Karla Gilbride |
Trump fired Gilbride and two Democratic EEOC commissioners, Charlotte Burrows and Jocelyn Samuels, early last week. On Monday, Public Citizen Litigation Group announced she'd joined the organization and called her ouster "a broader attack by the administration on diversity, equity and inclusion policies in the workplace."
Public Citizen didn't immediately make Gilbride or other leaders available for interviews Monday.
"President Trump fired me for doing the job the Senate confirmed me to do, which was to protect workers from discrimination and ensure that everyone has an equal opportunity to reach their full potential in the workplace," Gilbride said in a statement.
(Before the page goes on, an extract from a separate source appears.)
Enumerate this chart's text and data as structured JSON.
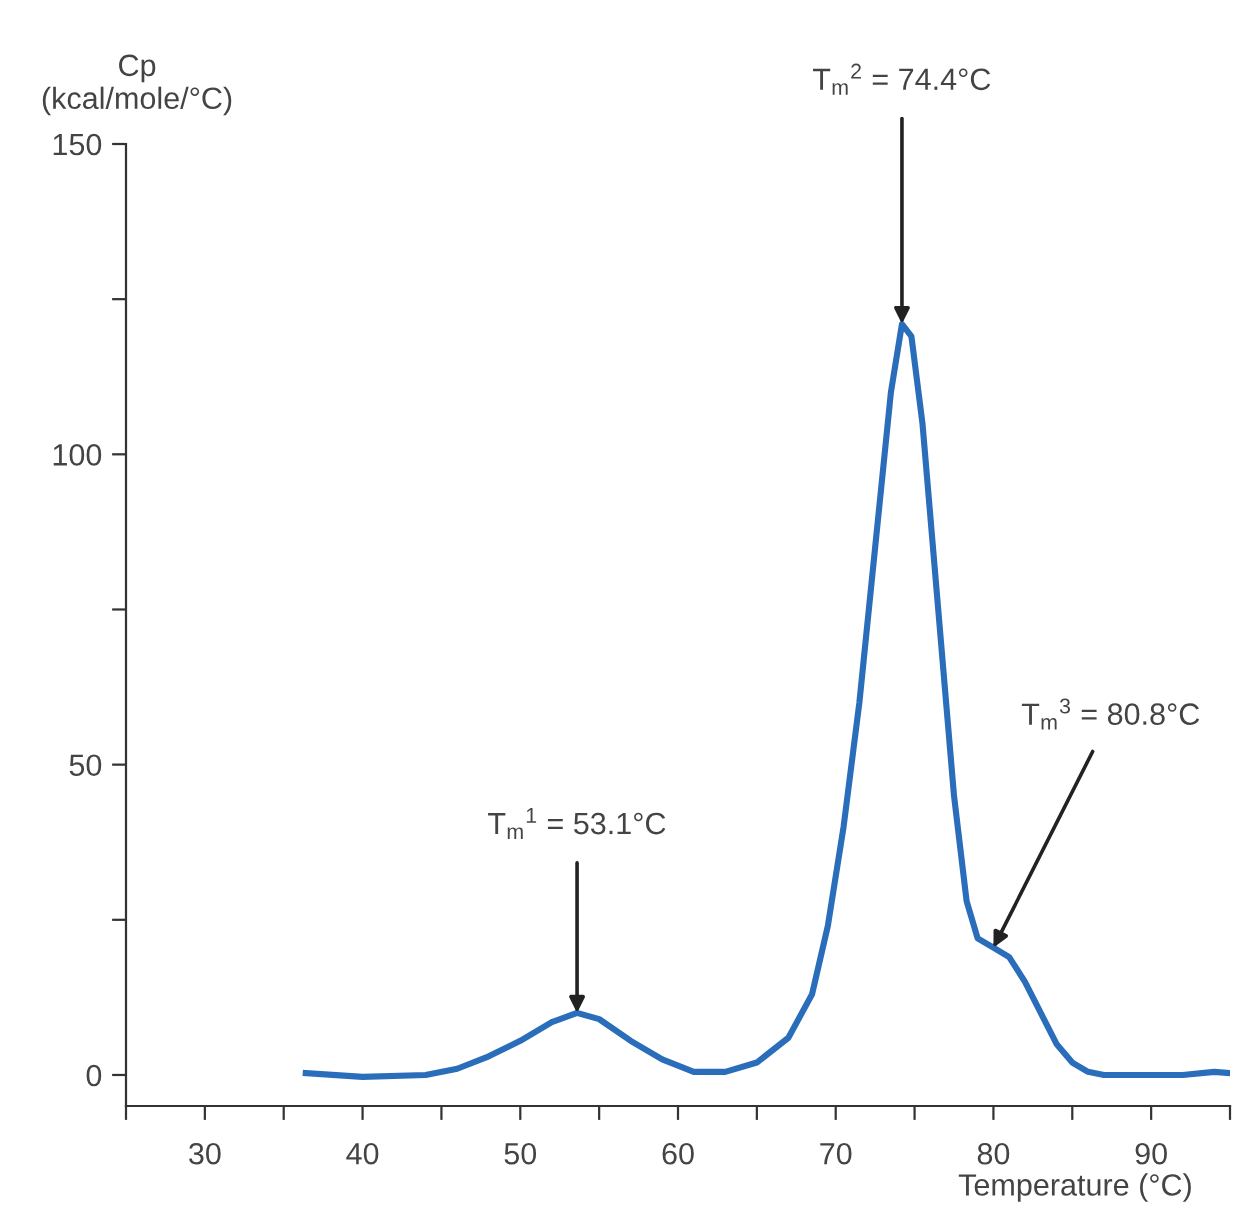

"Firing people because they have advocated on behalf of those protected by our civil rights laws is a retaliatory and discriminatory act, and, unfortunately, I am far from the only person the president has targeted in this way," she said. "The president is not a king, and his power has limits within our constitutional system of checks and balances — checks and balances that, at Public Citizen, I will fight every day to preserve."
A graduate of Georgetown University Law Center, Gilbride's career had included a stretch at nonprofit legal advocacy organization Public Justice as well as a job with Sanford Heisler Sharp LLP before the U.S. Senate confirmed her as the EEOC's general counsel in October 2023. She was the first blind person to lead the agency's litigation program.
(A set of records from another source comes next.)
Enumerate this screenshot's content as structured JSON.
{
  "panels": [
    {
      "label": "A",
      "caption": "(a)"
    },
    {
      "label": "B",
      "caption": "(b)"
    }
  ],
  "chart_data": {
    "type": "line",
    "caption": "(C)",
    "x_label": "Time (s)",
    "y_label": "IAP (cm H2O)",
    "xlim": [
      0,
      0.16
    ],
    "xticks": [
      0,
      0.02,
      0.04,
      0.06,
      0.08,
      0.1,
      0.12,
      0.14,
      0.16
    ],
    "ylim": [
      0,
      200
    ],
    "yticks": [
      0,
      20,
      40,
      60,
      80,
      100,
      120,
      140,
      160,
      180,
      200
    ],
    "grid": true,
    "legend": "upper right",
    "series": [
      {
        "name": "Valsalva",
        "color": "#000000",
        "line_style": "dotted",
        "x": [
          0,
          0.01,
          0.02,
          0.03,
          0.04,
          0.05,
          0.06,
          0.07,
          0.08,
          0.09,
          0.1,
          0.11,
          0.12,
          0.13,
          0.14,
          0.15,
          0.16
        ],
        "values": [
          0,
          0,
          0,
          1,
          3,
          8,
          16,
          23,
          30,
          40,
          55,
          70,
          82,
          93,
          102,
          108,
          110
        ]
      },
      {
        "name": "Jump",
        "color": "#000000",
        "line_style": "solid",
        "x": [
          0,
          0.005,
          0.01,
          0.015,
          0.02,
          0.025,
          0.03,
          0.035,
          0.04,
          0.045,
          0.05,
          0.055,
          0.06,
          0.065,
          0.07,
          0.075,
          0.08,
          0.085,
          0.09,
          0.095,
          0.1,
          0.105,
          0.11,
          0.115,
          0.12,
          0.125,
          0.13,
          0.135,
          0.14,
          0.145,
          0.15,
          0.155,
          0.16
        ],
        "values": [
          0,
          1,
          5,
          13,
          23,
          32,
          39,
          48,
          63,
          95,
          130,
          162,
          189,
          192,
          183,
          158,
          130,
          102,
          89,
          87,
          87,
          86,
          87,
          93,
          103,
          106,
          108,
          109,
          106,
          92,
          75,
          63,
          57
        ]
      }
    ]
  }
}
Public Citizen Litigation Group describes itself as a public interest law firm and the litigating arm of Public Citizen, the consumer advocacy organization founded in 1971 by Ralph Nader.
The litigation group specializes in "issues involving consumer health and safety, consumer financial protection, access-to-courts issues such as forced arbitration and class-action standards, government transparency, and the First Amendment," the organization's website says.
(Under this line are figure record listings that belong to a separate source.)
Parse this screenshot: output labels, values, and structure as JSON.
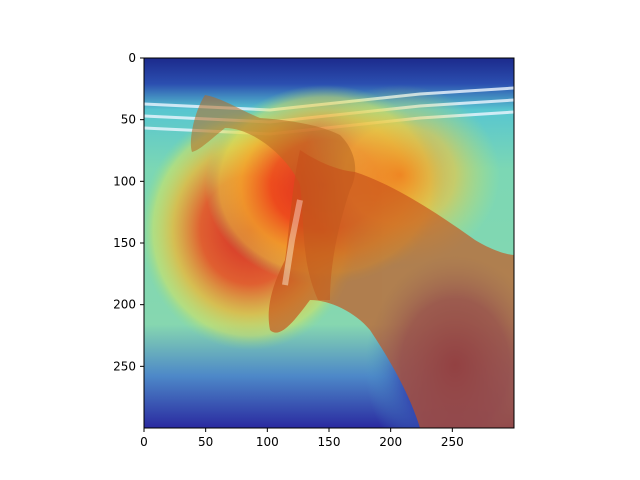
{
  "chart_data": {
    "type": "heatmap",
    "description": "Image of two horses with Grad-CAM style jet heatmap overlay",
    "xlim": [
      0,
      300
    ],
    "ylim": [
      300,
      0
    ],
    "x_ticks": [
      0,
      50,
      100,
      150,
      200,
      250
    ],
    "y_ticks": [
      0,
      50,
      100,
      150,
      200,
      250
    ],
    "x_tick_labels": [
      "0",
      "50",
      "100",
      "150",
      "200",
      "250"
    ],
    "y_tick_labels": [
      "0",
      "50",
      "100",
      "150",
      "200",
      "250"
    ],
    "colormap": "jet",
    "hotspots": [
      {
        "x": 75,
        "y": 145,
        "intensity": 1.0
      },
      {
        "x": 145,
        "y": 110,
        "intensity": 0.95
      },
      {
        "x": 200,
        "y": 100,
        "intensity": 0.75
      },
      {
        "x": 230,
        "y": 110,
        "intensity": 0.6
      }
    ],
    "title": "",
    "xlabel": "",
    "ylabel": ""
  }
}
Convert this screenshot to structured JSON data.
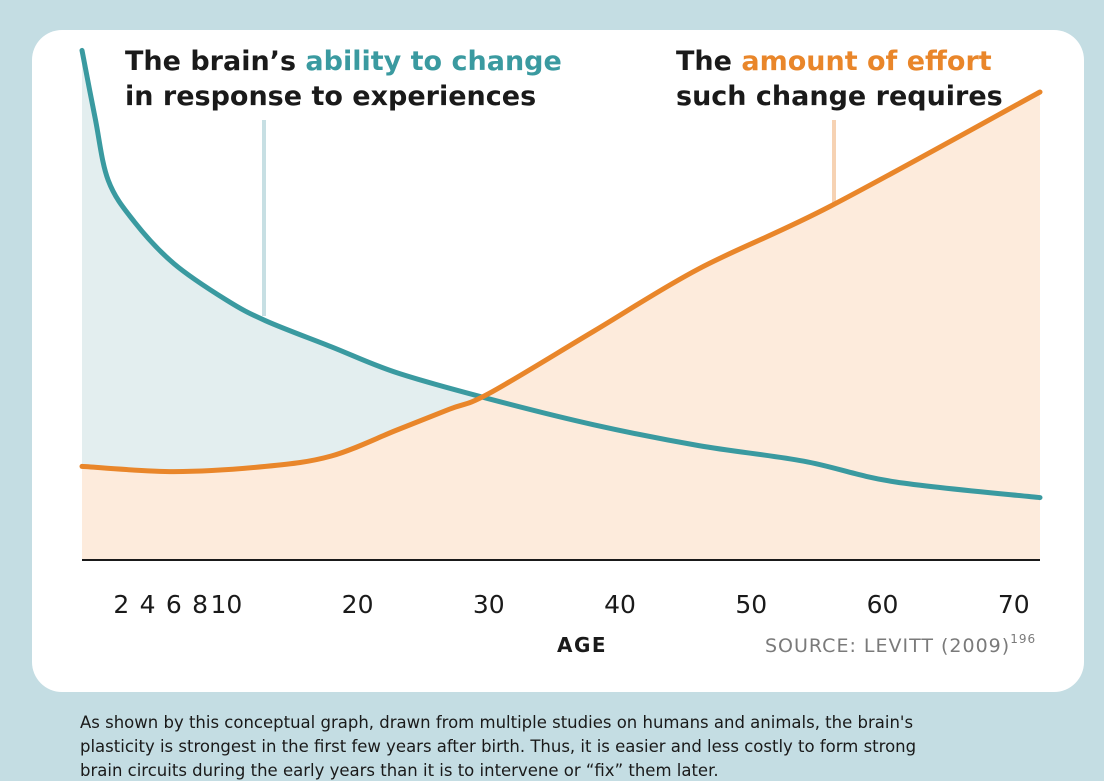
{
  "chart_data": {
    "type": "line",
    "annotations": {
      "left": {
        "line1_prefix": "The brain’s ",
        "line1_highlight": "ability to change",
        "line2": "in response to experiences"
      },
      "right": {
        "line1_prefix": "The ",
        "line1_highlight": "amount of effort",
        "line2": "such change requires"
      }
    },
    "xlabel": "AGE",
    "source": "SOURCE: LEVITT (2009)",
    "source_note": "196",
    "xlim": [
      -1,
      72
    ],
    "ylim": [
      0,
      100
    ],
    "xticks": [
      2,
      4,
      6,
      8,
      10,
      20,
      30,
      40,
      50,
      60,
      70
    ],
    "series": [
      {
        "color": "#3a9aa0",
        "fill": "#e3eeef",
        "x": [
          -1,
          0,
          1,
          3,
          6,
          10,
          13,
          18,
          23,
          30,
          38,
          46,
          54,
          61,
          72
        ],
        "values": [
          98,
          85,
          73,
          65,
          57,
          50,
          46,
          41,
          36,
          31,
          26,
          22,
          19,
          15,
          12
        ]
      },
      {
        "color": "#e9862a",
        "fill": "#fdebdc",
        "x": [
          -1,
          6,
          13,
          18,
          23,
          27,
          30,
          38,
          46,
          56,
          72
        ],
        "values": [
          18,
          17,
          18,
          20,
          25,
          29,
          32,
          44,
          56,
          68,
          90
        ]
      }
    ]
  },
  "caption": {
    "lines": [
      "As shown by this conceptual graph, drawn from multiple studies on humans and animals, the brain's",
      "plasticity is strongest in the first few years after birth. Thus, it is easier and less costly to form strong",
      "brain circuits during the early years than it is to intervene or “fix” them later."
    ]
  }
}
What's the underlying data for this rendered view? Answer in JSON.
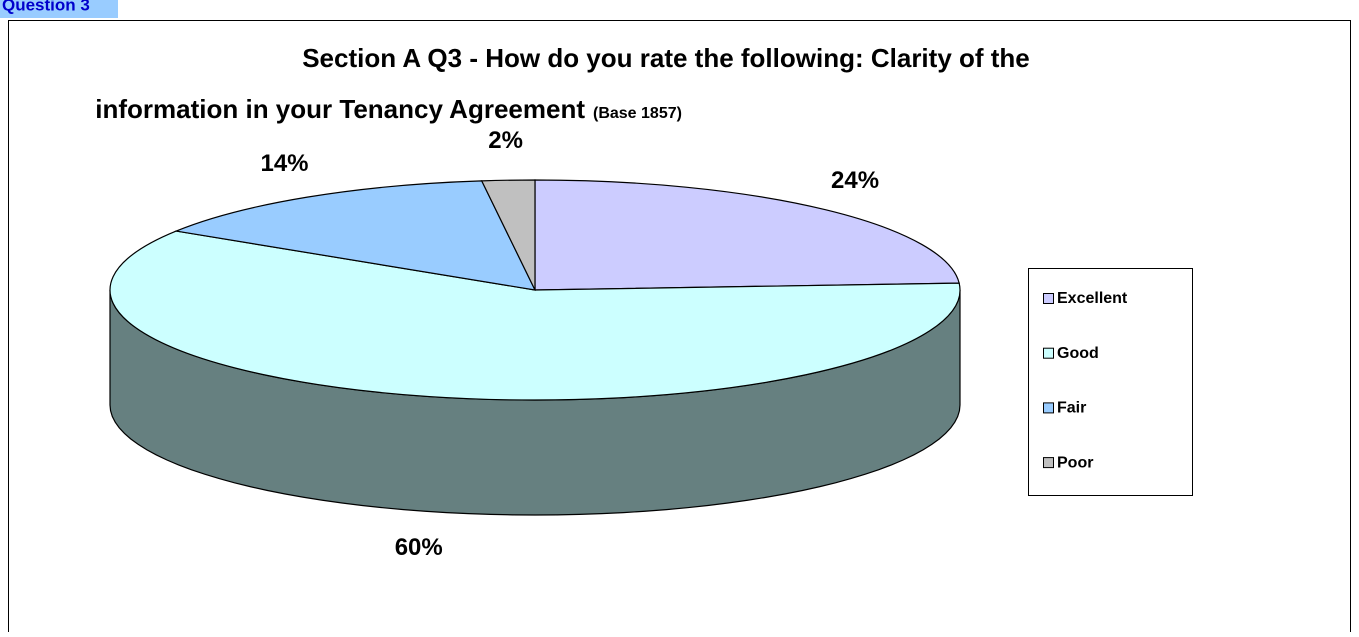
{
  "header": "Question 3",
  "chart_data": {
    "type": "pie3d",
    "title_lines": [
      "Section A Q3 - How do you rate the following: Clarity of the",
      "information in your Tenancy Agreement"
    ],
    "subtitle": "(Base 1857)",
    "categories": [
      "Excellent",
      "Good",
      "Fair",
      "Poor"
    ],
    "values": [
      24,
      60,
      14,
      2
    ],
    "value_labels": [
      "24%",
      "60%",
      "14%",
      "2%"
    ],
    "colors": [
      "#ccccff",
      "#ccffff",
      "#99ccff",
      "#c0c0c0"
    ],
    "legend": "right"
  }
}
"Karla has spent her legal career seeking to protect civil rights and hold powerful corporations accountable for their harmful actions," Allison Zieve, director of Public Citizen Litigation Group, said in a statement. "Her depth of experience and passion for justice will be an enormous asset to Public Citizen Litigation Group as we continue to use the law as a tool to stop abuses of power."
Some experts called the firings illegal and said the Supreme Court may end up reviewing them.
Sen. Bernie Sanders, I-Vt., wrote a letter to the EEOC protesting the firings and demanding information, and sent a similar letter to protest Trump's firings of officials at the National Labor Relations Board.